Rogue/C interoperability becomes more complicated and fragile. C calls from Rogue must remember to retain their return values because Rogue will release them. Likewise C callers must remember to release values returned from Rogue.
When I started implementing R2's list methods I realized that the ARC overhead was going to be even worse than I had already realized. For example, it's not uncommon for me to copy some or most objects from a main list to a work list to send to a method, clear the original list, copy the updated work list back to the original list, and clear the work list. Say the list has 100 objects. In a tracing GC that's about a hundred individual copies, a memset, a memcpy, and another memset. But in ARC that's a hundred copies with a hundred retains, a hundred individual releases to clear the original list, a hundred more individual copies and retains, and a hundred more releases.

Premature Optimization

At this point I started thinking about going back to good ol' Mark & Sweep. After all, there wasn't really a problem I was trying to solve. Rogue's GC runs very fast, under 2 ms in the average case, if I recall, and my Rogue games run the same speed even if I force GC 60 times a second (once per frame).

And then I had an epiphany that sealed the deal for a return to GC.

Viva GC

I realized I was completely overlooking an important aspect of the GC-vs-ARC argument.

I had been comparing, say, occasional 2 ms GC calls with 0.5 ms of extra ARC tracking overhead per frame, thinking that 0.5 ms every frame was better than 2 ms during a frame once in a while.

What I was missing was that allocation doesn't need to happen all the time! If I write my code well, GC doesn't ever need to happen during core gameplay. In my games, GC only happens when the system reaches a designated allocation threshold or when it's manually triggered. If my game engine is well-engineered, makes use of recycled entity pools and such, and if I trigger GC's at opportune moments between levels and such, then there's little chance that intensive gameplay could be interrupted by a poorly timed GC.

So the real choice is "very fast code with fast, appropriately-timed allocations and GC's" versus "ARC but a bit slow all the time". I choose fast GC.

Appendix: Rogue's GC Tricks

Here are some details on how R2 implements its tracing GC.
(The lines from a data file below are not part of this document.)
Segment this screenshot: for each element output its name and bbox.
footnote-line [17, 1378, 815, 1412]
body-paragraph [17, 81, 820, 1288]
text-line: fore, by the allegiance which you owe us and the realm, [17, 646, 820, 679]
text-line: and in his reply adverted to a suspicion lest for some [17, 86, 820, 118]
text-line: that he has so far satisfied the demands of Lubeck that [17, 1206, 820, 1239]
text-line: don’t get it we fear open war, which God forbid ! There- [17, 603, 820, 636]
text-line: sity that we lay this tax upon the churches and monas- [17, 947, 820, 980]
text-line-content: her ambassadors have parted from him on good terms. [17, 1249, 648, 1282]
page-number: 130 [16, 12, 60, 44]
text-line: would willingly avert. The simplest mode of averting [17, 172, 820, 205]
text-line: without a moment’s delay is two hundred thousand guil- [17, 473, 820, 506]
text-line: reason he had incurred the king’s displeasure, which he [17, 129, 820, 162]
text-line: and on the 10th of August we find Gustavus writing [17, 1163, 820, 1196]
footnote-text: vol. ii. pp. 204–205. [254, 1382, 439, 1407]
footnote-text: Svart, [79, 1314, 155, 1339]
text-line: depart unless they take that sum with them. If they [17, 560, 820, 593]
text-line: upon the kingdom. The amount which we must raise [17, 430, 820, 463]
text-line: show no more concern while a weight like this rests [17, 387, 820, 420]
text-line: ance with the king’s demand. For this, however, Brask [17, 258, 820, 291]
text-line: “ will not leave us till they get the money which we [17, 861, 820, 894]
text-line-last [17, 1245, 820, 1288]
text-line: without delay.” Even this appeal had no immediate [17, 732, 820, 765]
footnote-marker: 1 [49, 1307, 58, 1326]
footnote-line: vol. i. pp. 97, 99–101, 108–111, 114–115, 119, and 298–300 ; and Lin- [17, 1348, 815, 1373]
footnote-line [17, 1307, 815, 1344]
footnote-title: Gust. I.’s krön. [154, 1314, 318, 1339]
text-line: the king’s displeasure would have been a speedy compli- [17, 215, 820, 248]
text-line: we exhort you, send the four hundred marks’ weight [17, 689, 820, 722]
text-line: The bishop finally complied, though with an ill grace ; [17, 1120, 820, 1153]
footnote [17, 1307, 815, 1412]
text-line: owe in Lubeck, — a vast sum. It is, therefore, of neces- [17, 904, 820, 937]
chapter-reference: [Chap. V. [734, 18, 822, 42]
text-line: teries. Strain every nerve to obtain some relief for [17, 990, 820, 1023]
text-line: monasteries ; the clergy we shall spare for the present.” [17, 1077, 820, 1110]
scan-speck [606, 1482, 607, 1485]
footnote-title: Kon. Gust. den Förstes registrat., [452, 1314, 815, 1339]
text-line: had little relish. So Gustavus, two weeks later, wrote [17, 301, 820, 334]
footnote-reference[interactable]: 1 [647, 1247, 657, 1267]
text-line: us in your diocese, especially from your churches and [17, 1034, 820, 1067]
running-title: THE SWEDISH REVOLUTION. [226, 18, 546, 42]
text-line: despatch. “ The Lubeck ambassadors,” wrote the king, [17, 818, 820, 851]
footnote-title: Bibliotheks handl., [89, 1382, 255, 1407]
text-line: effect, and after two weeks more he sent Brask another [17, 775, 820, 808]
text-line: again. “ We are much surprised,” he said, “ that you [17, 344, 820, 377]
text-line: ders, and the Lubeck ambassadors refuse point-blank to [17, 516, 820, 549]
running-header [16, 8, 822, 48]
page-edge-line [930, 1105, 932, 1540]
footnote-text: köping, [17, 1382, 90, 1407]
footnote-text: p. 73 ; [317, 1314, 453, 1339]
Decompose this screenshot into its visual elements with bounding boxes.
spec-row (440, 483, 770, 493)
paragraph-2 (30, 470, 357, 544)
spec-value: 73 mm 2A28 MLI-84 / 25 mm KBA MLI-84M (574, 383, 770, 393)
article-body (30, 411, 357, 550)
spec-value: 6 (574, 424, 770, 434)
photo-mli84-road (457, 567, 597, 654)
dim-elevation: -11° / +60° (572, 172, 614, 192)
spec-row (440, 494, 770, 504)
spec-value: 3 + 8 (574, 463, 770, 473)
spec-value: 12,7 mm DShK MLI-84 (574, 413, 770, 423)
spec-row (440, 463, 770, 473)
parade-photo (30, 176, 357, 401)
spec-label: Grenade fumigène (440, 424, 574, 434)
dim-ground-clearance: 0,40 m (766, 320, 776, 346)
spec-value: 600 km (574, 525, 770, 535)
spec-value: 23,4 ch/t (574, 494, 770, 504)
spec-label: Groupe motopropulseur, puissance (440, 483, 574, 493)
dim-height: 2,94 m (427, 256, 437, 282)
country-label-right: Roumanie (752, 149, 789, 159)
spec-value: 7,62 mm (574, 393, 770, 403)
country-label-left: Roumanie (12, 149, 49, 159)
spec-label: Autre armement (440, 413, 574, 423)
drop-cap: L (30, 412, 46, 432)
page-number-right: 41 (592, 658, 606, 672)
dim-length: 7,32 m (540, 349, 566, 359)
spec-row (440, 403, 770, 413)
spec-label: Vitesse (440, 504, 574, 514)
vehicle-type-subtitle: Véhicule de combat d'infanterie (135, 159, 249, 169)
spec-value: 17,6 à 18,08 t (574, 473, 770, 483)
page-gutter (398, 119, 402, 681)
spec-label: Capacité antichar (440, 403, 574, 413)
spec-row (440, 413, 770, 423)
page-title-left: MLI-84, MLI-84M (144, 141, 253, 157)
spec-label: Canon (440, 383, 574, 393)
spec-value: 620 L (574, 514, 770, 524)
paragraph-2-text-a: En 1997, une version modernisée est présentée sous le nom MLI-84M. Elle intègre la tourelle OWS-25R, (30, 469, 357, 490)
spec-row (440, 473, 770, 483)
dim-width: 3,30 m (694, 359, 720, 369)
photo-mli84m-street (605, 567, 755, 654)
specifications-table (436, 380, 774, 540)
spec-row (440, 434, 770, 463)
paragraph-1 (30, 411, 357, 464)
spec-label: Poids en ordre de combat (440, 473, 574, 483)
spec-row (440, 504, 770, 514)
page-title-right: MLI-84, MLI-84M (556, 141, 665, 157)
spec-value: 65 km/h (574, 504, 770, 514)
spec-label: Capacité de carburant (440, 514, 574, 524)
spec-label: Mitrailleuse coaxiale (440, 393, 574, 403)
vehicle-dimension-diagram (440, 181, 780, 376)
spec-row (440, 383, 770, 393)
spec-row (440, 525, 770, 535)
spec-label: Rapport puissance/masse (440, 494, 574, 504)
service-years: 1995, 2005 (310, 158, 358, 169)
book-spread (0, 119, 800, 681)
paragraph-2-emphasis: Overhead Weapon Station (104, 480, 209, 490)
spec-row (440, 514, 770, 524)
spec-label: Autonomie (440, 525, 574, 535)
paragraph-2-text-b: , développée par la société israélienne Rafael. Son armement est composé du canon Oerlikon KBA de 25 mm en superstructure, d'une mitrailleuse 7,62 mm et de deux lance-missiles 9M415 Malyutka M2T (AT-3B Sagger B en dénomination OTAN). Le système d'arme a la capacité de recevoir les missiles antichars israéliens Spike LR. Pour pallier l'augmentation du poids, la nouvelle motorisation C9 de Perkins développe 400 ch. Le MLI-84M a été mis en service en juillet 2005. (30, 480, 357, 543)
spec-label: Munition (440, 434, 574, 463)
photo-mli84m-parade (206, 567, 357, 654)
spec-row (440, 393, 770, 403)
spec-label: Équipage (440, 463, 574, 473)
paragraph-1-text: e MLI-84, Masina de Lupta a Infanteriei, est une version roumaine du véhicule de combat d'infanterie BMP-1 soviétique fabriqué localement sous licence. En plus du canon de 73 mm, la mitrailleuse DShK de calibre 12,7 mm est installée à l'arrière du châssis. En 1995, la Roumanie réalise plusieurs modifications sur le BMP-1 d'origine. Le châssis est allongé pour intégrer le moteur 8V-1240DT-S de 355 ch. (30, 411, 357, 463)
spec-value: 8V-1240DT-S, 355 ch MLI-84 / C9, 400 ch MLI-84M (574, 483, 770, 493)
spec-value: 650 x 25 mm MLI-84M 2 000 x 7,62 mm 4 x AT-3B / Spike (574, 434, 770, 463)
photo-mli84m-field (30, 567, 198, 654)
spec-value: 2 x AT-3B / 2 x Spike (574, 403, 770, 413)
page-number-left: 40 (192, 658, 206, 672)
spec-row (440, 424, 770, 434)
Referenced Object Marking Mechanism

Each new object is added to a master list of all objects. Each object has a signed 32-bit refcount which isn't directly used by the Rogue runtime but can be incremented by native code to signal that the object is referenced in C.

An object is marked as in use by complementing (or flipping the bits of) the refcount. 0 becomes -1, 5 becomes -6, etc. So checking the in use status is as simple as checking refcount < 0 versus refcount >= 0. The refcount is complemented back to normal again at the end of GC.

GC In-between Calls to Rogue

Rogue's default GC mode is auto, which means GC can happen any time an object is about to be allocated. This requires extra tracking overhead of making sure every local variable is accessible to the collector.

Rogue has a faster GC mode called manual, where GC can only be invoked by C in-between calls to Rogue. This means that no local variables need be tracked, so the code runs faster and GC happens faster. This is ideal for games.

Separate Lists for Special Kinds of Objects

Any Rogue class can define an on_cleanup() method that is automatically called when then object is about to be freed. Instances of that class are said to "require cleanup". Rogue handles these objects by placing them in a separate master list; we know that any unreferenced objects in the objects_requiring_cleanup list need to have their on_cleanup() method called.